Reading and writing to a file on disk – File I/O also
hides the distributed nature of interconnected file systems. Every byte written to a file on amount must
be relayed to the original on the remote server. When the writes are several,
the cost accumulates quickly. It is even more noticeable when the writes are
only a few bytes and frequent. When individual requests are wrapped in a retry,
the number of calls can rise dramatically.
There are several ways to fix the problem. They are about
detection and remedy. The remedies include capping the number of retry attempts
and preventing retrying for a long period of time. The retries could include an
exponential backoff strategy that increases the duration between successive
calls exponentially, handle errors gracefully, use the circuit breaker pattern which
is specifically designed to break the retry storm. Official SDKs for
communicating to Azure Services already include sample implementations of retry
logic. When the number of I/O requests is many, they can be batched into coarse
requests. The database can be read with one query substituting many queries. It
also provides an opportunity for the database to execute it better and faster.

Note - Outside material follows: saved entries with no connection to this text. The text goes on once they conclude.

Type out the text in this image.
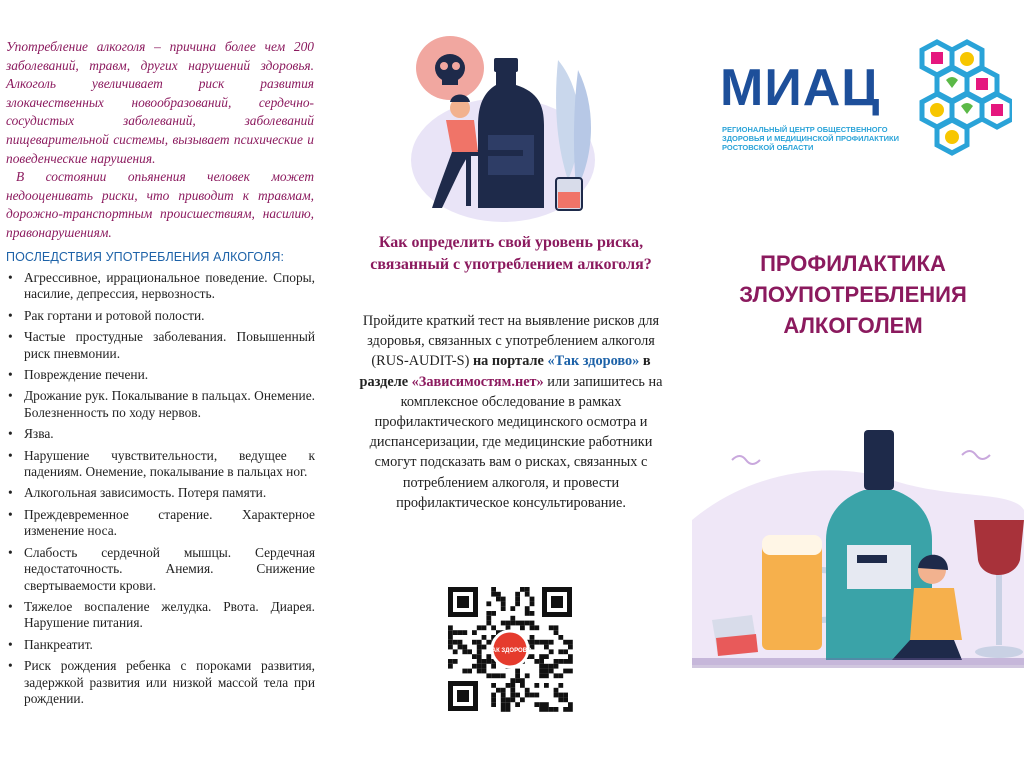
Употребление алкоголя – причина более чем 200 заболеваний, травм, других нарушений здоровья. Алкоголь увеличивает риск развития злокачественных новообразований, сердечно-сосудистых заболеваний, заболеваний пищеварительной системы, вызывает психические и поведенческие нарушения.

В состоянии опьянения человек может недооценивать риски, что приводит к травмам, дорожно-транспортным происшествиям, насилию, правонарушениям.

ПОСЛЕДСТВИЯ УПОТРЕБЛЕНИЯ АЛКОГОЛЯ:
• Агрессивное, иррациональное поведение. Споры, насилие, депрессия, нервозность.
• Рак гортани и ротовой полости.
• Частые простудные заболевания. Повышенный риск пневмонии.
• Повреждение печени.
• Дрожание рук. Покалывание в пальцах. Онемение. Болезненность по ходу нервов.
• Язва.
• Нарушение чувствительности, ведущее к падениям. Онемение, покалывание в пальцах ног.
• Алкогольная зависимость. Потеря памяти.
• Преждевременное старение. Характерное изменение носа.
• Слабость сердечной мышцы. Сердечная недостаточность. Анемия. Снижение свертываемости крови.
• Тяжелое воспаление желудка. Рвота. Диарея. Нарушение питания.
• Панкреатит.
• Риск рождения ребенка с пороками развития, задержкой развития или низкой массой тела при рождении.
Как определить свой уровень риска, связанный с употреблением алкоголя?
Пройдите краткий тест на выявление рисков для здоровья, связанных с употреблением алкоголя (RUS-AUDIT-S) на портале «Так здорово» в разделе «Зависимостям.нет» или запишитесь на комплексное обследование в рамках профилактического медицинского осмотра и диспансеризации, где медицинские работники смогут подсказать вам о рисках, связанных с потреблением алкоголя, и провести профилактическое консультирование.
ТАК ЗДОРОВО
МИАЦ
РЕГИОНАЛЬНЫЙ ЦЕНТР ОБЩЕСТВЕННОГО
ЗДОРОВЬЯ И МЕДИЦИНСКОЙ ПРОФИЛАКТИКИ
РОСТОВСКОЙ ОБЛАСТИ
ПРОФИЛАКТИКА
ЗЛОУПОТРЕБЛЕНИЯ
АЛКОГОЛЕМ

Web APIs can be designed with the REST best practices. Instead of separate GET
methods for different properties, there can be a single GET method for the
resource representing the object. Even if the response body is large, it will
likely be a single request. File I/O can be improved with buffering and using
cache. Files may need not be opened or closed repeatedly. This helps to reduce
fragmentation of the file on disk.
When more information is retrieved via fewer I/O calls
and fewer retries, the operational necessary evil becomes less risky but there
is also a risk of falling into the extraneous fetching antipattern. The right
tradeoff depends on the usages. It is also important to read-only as much as
necessary to avoid both the size and the frequency of calls and their retries.
Sometimes, data can also be partitioned into two chunks, frequently accessed
data that accounts for most requests and less frequently accessed data that is
used rarely. When data is written, resources need not be locked at too large a
scope or for a longer duration. Retries can also be prioritized so that only
the lower scope retries are issued for idempotent workflows.